José Tanajura Carvalho*
A proposta de
destruir o SUS, na tentativa de privatizar a saúde pública brasileira, tem
início no Governo FHC e veio embrulhada no contexto do Plano Diretor da Reforma
do Aparelho do Estado.
De fato, a
Reforma fez parte da ação governamental como componente da estratégia
neoliberal, compreendida por três ações básicas:
a) substituição
ao que se chamou de administração pública burocrática e clientelista por uma
administração gerencial ou nova administração pública;
b) modificação
do sistema previdenciário, transformando-o em fundos de investimento;
c) privatização
de empresas e serviços públicos passíveis de reverterem seus objetivos sociais
para a busca do lucro.
O princípio
básico da proposta sintetizava-se na administração gerencial, estabelecida nas
relações de mercado, inclusive naquelas atividades consideradas como bens e
serviços públicos em geral, especialmente a saúde e a educação.
A implantação
dessa política assumiu procedimentos açodados do governo, quando até mesmo
aspectos formais não foram de todo resolvidos na premência de impor o novo
modelo e por concepção autoritária de governar.
Segundo COSTA
FILHO: “... o processo [referindo-se à Reforma] se afasta de qualquer padrão
democrático na medida em que se constrói sobre o informalismo e o lobby, de
natureza intrinsecamente excludente” (COSTA FILHO, 1997, p. 188).
Com tal
formulação, a Reforma se apresentou excludente, autoritária e na confirmação do
caráter intransitivo do Estado brasileiro quanto à acessibilidade popular da
informação-pública e de resistência às conquistas sociais.
Todavia, a
reforma do aparelho estatal, empreendida por FHC, ficou inconclusa diante da
perspectiva distorcida da realidade socioeconômica e geopolítica do país, do
inconsistente aspecto operacional, e da rejeição tácita pelos segmentos
populares da sociedade.

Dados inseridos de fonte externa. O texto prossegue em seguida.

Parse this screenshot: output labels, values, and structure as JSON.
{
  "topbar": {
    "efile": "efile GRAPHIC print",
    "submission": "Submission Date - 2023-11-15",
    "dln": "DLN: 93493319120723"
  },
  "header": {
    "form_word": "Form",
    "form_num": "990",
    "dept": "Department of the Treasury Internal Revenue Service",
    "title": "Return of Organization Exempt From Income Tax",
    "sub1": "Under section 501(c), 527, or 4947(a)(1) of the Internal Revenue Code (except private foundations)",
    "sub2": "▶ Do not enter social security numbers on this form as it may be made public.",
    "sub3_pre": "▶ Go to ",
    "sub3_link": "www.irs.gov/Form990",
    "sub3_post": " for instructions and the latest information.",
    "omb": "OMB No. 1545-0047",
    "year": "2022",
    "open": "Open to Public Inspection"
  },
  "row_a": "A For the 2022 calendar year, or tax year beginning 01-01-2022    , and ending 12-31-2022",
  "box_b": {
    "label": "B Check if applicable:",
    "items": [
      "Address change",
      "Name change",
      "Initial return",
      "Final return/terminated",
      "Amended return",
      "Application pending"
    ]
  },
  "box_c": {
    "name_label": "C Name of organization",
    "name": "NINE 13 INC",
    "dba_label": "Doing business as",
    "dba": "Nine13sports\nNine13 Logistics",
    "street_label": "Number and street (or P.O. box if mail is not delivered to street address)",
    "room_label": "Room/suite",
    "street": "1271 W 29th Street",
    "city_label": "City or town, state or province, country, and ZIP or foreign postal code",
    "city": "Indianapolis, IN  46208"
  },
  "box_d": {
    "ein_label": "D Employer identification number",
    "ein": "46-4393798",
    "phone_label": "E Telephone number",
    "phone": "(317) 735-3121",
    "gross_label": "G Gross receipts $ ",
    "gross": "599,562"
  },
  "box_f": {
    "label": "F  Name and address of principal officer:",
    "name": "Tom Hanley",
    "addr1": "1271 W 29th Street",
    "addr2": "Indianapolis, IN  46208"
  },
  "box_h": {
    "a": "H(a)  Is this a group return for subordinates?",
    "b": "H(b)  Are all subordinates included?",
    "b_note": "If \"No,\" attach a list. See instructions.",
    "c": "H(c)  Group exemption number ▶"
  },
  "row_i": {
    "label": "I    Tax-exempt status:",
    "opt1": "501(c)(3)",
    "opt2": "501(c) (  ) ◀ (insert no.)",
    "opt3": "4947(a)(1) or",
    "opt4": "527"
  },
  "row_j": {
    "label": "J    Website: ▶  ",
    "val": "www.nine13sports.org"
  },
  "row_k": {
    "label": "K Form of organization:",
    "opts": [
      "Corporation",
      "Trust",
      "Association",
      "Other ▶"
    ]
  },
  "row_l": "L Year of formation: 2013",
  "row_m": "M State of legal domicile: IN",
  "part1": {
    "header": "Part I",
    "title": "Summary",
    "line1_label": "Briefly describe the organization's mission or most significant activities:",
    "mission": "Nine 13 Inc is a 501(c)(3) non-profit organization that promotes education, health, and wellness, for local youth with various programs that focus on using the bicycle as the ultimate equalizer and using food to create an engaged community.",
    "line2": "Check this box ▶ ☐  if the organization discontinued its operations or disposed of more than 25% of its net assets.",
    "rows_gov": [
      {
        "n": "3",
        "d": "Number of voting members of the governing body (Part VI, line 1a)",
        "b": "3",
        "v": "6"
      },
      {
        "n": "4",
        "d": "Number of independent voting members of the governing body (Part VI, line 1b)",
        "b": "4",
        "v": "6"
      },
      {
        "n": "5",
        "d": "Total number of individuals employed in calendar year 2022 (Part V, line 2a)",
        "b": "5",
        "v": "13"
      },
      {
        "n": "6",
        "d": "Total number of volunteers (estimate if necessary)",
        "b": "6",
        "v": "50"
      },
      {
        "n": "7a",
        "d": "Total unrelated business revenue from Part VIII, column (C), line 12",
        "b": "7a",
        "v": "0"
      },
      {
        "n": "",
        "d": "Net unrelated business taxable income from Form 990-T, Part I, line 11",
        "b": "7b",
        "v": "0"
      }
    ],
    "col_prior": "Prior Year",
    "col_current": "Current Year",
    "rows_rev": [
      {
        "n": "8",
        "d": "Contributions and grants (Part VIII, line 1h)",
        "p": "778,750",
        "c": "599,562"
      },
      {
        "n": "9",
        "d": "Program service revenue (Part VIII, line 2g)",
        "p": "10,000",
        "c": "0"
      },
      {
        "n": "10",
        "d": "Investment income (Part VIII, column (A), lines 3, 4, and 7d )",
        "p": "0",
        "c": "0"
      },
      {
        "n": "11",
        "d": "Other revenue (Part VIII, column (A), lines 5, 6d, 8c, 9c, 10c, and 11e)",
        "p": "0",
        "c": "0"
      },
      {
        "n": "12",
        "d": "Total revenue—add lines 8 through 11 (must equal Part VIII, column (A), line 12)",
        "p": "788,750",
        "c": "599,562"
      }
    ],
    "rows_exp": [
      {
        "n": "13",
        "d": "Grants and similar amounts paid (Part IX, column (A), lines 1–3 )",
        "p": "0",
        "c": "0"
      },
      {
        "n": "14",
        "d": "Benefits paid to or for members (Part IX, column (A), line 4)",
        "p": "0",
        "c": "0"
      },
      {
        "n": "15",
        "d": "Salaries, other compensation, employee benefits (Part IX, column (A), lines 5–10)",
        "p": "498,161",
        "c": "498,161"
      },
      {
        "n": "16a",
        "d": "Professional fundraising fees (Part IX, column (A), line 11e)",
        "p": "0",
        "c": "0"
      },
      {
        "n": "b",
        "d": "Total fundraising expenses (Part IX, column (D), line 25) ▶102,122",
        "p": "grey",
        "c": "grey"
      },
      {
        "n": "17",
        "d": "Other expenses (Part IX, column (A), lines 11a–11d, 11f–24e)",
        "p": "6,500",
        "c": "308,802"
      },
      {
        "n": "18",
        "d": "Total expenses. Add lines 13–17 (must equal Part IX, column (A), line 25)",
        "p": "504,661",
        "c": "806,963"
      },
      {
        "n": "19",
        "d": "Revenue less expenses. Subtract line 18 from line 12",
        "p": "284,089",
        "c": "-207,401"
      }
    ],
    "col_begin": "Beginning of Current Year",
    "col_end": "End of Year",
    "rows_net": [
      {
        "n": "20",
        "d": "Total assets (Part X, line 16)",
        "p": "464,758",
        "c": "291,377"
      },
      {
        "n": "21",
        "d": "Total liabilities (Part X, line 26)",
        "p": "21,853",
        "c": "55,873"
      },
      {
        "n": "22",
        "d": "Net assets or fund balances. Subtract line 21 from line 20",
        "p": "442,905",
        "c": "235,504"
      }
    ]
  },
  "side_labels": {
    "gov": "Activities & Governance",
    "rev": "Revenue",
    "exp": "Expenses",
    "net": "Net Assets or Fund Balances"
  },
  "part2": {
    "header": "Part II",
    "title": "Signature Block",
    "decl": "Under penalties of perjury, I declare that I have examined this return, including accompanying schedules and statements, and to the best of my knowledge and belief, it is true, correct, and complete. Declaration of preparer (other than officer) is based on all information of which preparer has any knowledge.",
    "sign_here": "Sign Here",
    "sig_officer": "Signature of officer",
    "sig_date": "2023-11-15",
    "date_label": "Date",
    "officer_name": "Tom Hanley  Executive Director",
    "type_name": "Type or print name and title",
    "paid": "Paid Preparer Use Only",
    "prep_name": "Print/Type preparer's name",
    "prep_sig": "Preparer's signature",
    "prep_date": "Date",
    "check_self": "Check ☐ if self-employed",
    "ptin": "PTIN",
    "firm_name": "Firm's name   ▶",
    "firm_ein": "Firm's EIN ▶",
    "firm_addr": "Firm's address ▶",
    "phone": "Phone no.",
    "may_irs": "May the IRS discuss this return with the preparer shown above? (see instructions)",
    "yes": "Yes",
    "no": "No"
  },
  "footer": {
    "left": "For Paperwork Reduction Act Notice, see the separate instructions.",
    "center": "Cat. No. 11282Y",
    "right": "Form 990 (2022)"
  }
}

Porém, a sua essência resistiu e se consolidou.
As agências
autônomas, por exemplo, foram estabelecidas e fortalecidas, e se mantiveram
insuladas no posicionamento de total independência do governo e, como sói acontecer,
das classes populares, dialogando intensa e diretamente com grandes grupos
econômicos e financeiros e representantes da elite burocrática. Bem como as
proposições neoliberais se radicaram nas demais esferas de governo.
O entendimento,
enfim, é de que a reforma do Estado FHC avançou até onde foi possível e
politicamente satisfatória ao capital.
Haja vista que
à época houve a promulgação da Emenda 29, com previsão de garantia de recursos
para a saúde pelos governos dos municípios, dos estados e federal.
Porém,
enfaticamente, a Emenda 29 transparece ser parte da estratégia para disciplinar
os recursos da saúde que, revestida no simulacro de uma proposta com alcance
popular, viabilizaria os investimentos de interesses privados a ser completada
com a destruição do SUS.
Contudo, os
segmentos capitalistas ligados à saúde não puderam contar com o timing político
favorável à reversão em benéficos próprios das perspectivas de mobilização dos
recursos públicos financeiros em montantes colossais e garantidos que a nova
emenda constitucional projetava.
Primeiramente,
houve a necessidade política de dar tempo ao tempo para o governo se refazer do
esforço despendido na venda das empresas estatais a preços aviltantes.
Fatos que não
deixaram de melindrar a opinião pública, mesmo tendo sido um processo realizado
com a escamoteação de informações sobre o processo de desestatização e o
deliberado cerceamento de participação da sociedade civil, principalmente das
classes populares, no debate que o assunto exigia.
A alternativa
prudencial parece ter sido a de aguardar momentos propícios para, então, voltar
à privatização de atividades com notório interesse social e sujeitas à
mobilização política de segmentos populares que se sentissem prejudicados,
como, por exemplo, a saúde pública, previdência social, grandes extensões do
território nacional destinado à agricultura em larga escala, e, no plano dos
negócios, as vendas do Banco do Brasil, Caixa Econômica Federal e o que ainda
havia de público na Petrobras.
Todavia, a
alteração do mando político no cenário nacional, em 2003, alterou
substancialmente essas pretensões.
A partir de
2003, os setores privados voltaram à carga com o objetivo de mercantilizar a
saúde no Brasil, com o apoio sustentado na parceria com o Banco Mundial,
instituição que, segundo RIZZOTTO (2000), age nos “... interesses
político/ideológicos e econômicos que tem permeado determinados processos,
aparentemente favoráveis à consolidação do SUS, mas que em realidade modificam
substancialmente a configuração original deste Sistema”.
Como parte de
sua estratégia, essa instituição financeira internacional publicou, em 2008, o
livro Desempenho hospitalar no Brasil: em busca da excelência, de autoria de
Gerard La Forgia e Bernard Conttolenc, representantes da Interhealth Soluções
em Saúde e da Universidade de São Paulo.
Em síntese, os
autores procuram apontar a incapacidade de o sistema hospitalar brasileiro se
apresentar em níveis de eficiência exigidos para atender a demanda (sic)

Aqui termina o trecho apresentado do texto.